Linda Crampton is a writer and experienced science teacher with an honors degree in biology. She enjoys writing about science and nature.

A lion’s mane jellyfish and the three moon jellyfish that it has captured for food

A lion’s mane jellyfish and the three moon jellyfish that it has captured for food

Sleep: An Interesting and Mysterious State

Sleep often seems like a mysterious state, even to some scientists. Until recently, it was thought that sleep was a function of the brain and was experienced only by the animals that possess this organ. In recent years, researchers have discovered that states resembling sleep occur in some species without a brain or without the simpler but somewhat similar cerebral ganglia. The sleepers include at least some species of jellyfish. Though some researchers prefer to call the condition in jellyfish sleep-like instead of sleep, others disagree with this terminology. Whatever term is used to describe the quiescence, it’s a fascinating phenomenon.
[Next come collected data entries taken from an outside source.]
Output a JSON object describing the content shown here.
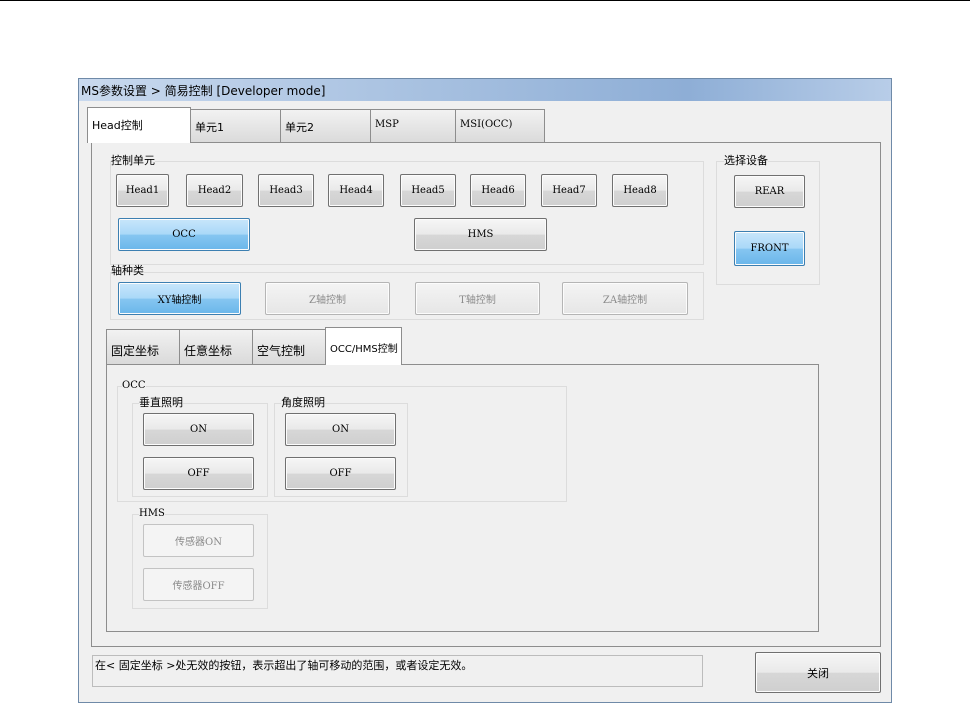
{
  "window": {
    "title": "MS参数设置 > 简易控制 [Developer mode]"
  },
  "main_tabs": [
    {
      "label": "Head控制"
    },
    {
      "label": "单元1"
    },
    {
      "label": "单元2"
    },
    {
      "label": "MSP"
    },
    {
      "label": "MSI(OCC)"
    }
  ],
  "control_unit": {
    "label": "控制单元",
    "heads": [
      "Head1",
      "Head2",
      "Head3",
      "Head4",
      "Head5",
      "Head6",
      "Head7",
      "Head8"
    ],
    "occ": "OCC",
    "hms": "HMS"
  },
  "device": {
    "label": "选择设备",
    "rear": "REAR",
    "front": "FRONT"
  },
  "axis": {
    "label": "轴种类",
    "xy": "XY轴控制",
    "z": "Z轴控制",
    "t": "T轴控制",
    "za": "ZA轴控制"
  },
  "sub_tabs": [
    {
      "label": "固定坐标"
    },
    {
      "label": "任意坐标"
    },
    {
      "label": "空气控制"
    },
    {
      "label": "OCC/HMS控制"
    }
  ],
  "occ_group": {
    "label": "OCC",
    "vertical": {
      "label": "垂直照明",
      "on": "ON",
      "off": "OFF"
    },
    "angle": {
      "label": "角度照明",
      "on": "ON",
      "off": "OFF"
    }
  },
  "hms_group": {
    "label": "HMS",
    "sensor_on": "传感器ON",
    "sensor_off": "传感器OFF"
  },
  "status_message": "在< 固定坐标 >处无效的按钮，表示超出了轴可移动的范围，或者设定无效。",
  "close_button": "关闭"
}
The so-called “true” jellyfish belong to the phylum Cnidaria and are the subject of this article. They are not the only invertebrates that exhibit sleep. I chose to highlight a cnidarian because the members of the phylum have the simplest nervous system of those animals known to enter a sleep-like state. That being said, there is some evidence that sponges (phylum Porifera), which are even simpler organisms, also sleep.

More research needs to be performed to confirm the idea that sponges sleep. Unlike jellyfish, other cnidarians, and more complex animals, sponges have no neurons, or nerve cells. They do detect certain changes in their environment and respond appropriately, however. This implies that critical information is being transmitted through the cells in at least part of their body, even though the animals don’t have specialized cells (neurons) to do this.

An Introduction to Jellyfish

Jellyfish belong to the class Scyphozoa within the phylum Cnidaria. (Box jellyfish belong to the class Cubozoa and aren’t discussed in this article.) Scyphozoans have a bell or umbrella-shaped body and tentacles around their mouth. The mouth is located under the bell at the end of a stalk called the manubrium. The contraction and relaxation of the muscles in the bell produces a pulsing motion, which enables the animal to move.

The tentacles contain cells called cnidocytes. These in turn contain nematocysts, or stinging capsules, which are used to catch prey. A nematocyst fires a structure resembling a harpoon into the prey. The harpoon injects venom into the animal. Some species of jellyfish have wider oral arms in addition to tentacles. These help to manipulate the prey.

The mouth leads to a gastrovascular cavity, where digestion occurs and the digested food is absorbed. The mouth also serves as an anus. Jellyfish have neither a respiratory nor a circulatory system. Gases diffuse into and out of their body. The pulsing of the bell helps to push fluid around the body.

Jellyfish are usually male or female. Their gonads produce sperm or eggs, which are released into the water through their mouth. When a sperm and egg meet, a larva is formed. The larva attaches itself to the ocean floor and produces a polyp. The polyp has a stalk and tentacles surrounding a mouth at the top. It is able to catch prey and eat. When a polyp is mature, it undergoes a process known as budding. Each bud is released and becomes a new jellyfish. The illustration below shows the process pictorially.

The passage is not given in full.